I don't think the city is becoming weaker but instead the state government is getting wise to the realities of our more global economy. And the local governments, including Baltimore City, are losing that ego trip that they've had for too long and realized that we are worth much more banding together for the common good of the region than fighting with each other and dividing the spoils. How can we talk about the Internet in one sentence and the World Wide Web and then quibble about the distance of a block in the next sentence?

The most realistic city plans allow for an elastic boundary that encompasses part of the"suburbs". We don't have to adhere to the medieval walled city concept where our boundaries were physical and made of stone and brick.
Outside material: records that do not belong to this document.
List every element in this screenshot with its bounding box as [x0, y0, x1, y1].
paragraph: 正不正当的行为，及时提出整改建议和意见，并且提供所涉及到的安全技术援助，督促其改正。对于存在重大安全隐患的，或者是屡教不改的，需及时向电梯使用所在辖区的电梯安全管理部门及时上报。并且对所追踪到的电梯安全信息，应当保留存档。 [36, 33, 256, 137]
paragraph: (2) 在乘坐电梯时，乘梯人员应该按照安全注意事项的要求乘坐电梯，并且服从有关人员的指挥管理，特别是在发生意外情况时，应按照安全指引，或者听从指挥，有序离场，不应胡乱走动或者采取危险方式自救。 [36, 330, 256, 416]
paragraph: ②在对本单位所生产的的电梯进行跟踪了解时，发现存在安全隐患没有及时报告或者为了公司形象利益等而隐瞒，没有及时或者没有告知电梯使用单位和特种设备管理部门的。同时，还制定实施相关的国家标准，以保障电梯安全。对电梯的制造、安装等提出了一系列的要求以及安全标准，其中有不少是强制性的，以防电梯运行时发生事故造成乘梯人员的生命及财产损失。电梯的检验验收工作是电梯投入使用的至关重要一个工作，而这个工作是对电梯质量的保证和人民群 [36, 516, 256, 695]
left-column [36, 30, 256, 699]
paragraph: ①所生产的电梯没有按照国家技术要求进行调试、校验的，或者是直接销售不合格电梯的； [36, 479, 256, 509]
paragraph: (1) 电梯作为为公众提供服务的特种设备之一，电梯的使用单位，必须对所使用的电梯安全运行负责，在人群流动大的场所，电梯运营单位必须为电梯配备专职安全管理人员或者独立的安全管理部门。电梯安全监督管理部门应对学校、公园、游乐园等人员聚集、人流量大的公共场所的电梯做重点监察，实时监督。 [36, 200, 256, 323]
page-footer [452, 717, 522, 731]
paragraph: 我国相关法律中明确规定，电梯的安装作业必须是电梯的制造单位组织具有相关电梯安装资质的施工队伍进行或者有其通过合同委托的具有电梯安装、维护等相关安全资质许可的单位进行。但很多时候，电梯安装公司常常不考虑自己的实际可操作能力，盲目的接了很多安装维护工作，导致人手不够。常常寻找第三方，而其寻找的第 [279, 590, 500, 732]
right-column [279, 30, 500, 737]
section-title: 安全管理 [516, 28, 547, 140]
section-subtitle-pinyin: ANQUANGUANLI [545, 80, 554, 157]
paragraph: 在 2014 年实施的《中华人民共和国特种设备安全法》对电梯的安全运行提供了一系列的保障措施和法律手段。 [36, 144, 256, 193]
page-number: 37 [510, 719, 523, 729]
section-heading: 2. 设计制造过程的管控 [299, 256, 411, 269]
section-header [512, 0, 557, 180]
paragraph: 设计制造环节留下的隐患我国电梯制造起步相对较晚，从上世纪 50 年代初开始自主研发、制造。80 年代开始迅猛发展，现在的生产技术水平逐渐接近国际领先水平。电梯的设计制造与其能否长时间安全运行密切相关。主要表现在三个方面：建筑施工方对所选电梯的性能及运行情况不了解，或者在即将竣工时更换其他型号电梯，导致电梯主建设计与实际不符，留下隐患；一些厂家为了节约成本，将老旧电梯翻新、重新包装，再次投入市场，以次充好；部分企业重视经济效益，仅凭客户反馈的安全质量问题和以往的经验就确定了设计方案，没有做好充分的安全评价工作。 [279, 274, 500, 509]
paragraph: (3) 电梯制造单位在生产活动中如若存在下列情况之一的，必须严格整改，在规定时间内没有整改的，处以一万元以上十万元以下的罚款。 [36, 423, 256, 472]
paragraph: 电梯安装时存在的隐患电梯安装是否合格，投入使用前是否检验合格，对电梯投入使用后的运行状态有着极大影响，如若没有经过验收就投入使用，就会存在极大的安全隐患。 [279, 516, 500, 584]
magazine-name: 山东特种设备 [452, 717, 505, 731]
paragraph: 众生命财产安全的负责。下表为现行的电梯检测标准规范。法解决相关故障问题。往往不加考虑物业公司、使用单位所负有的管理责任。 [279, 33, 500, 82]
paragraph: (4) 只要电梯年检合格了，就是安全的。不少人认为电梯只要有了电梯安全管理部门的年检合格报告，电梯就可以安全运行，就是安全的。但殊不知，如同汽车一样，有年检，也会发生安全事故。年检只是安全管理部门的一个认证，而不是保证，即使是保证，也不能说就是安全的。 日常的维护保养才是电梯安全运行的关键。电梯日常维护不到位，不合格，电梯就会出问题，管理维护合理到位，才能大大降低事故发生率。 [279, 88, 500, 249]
The city has decentralized its core and the 'burbs have absorbed a lot of the energy that was once localized downtown - localized downtown when the phones worked most of the time but not always so it was a good idea to at least be walking distance. Forget faxes and e-mail and talking in real time with your buddy from graduate school in Seattle... we can connect to the other cities like Cleveland that Moody has B-rated, by fiber optic cables.

So, now who are these guys from Moody's who make the assessment of the city's rating and what planet have they been on?

Nan Harvey attended Agnes Scott College in Decatur, GA (BA in Art), and graduate school at Va. Tech. in architecture. She moved to Washington, DC then Baltimore, where she renovated a rowhouse and then an old farmhouse while working for various architectural firms in Baltimore.

Nan started Building Consultants, Inc. construction monitoring and condition survey services in April 1990, and added environmental services in 2000. As a dedicated volunteer for Habitat for Humanity International, Nan has built houses for deserving families in Nepal and Brazil.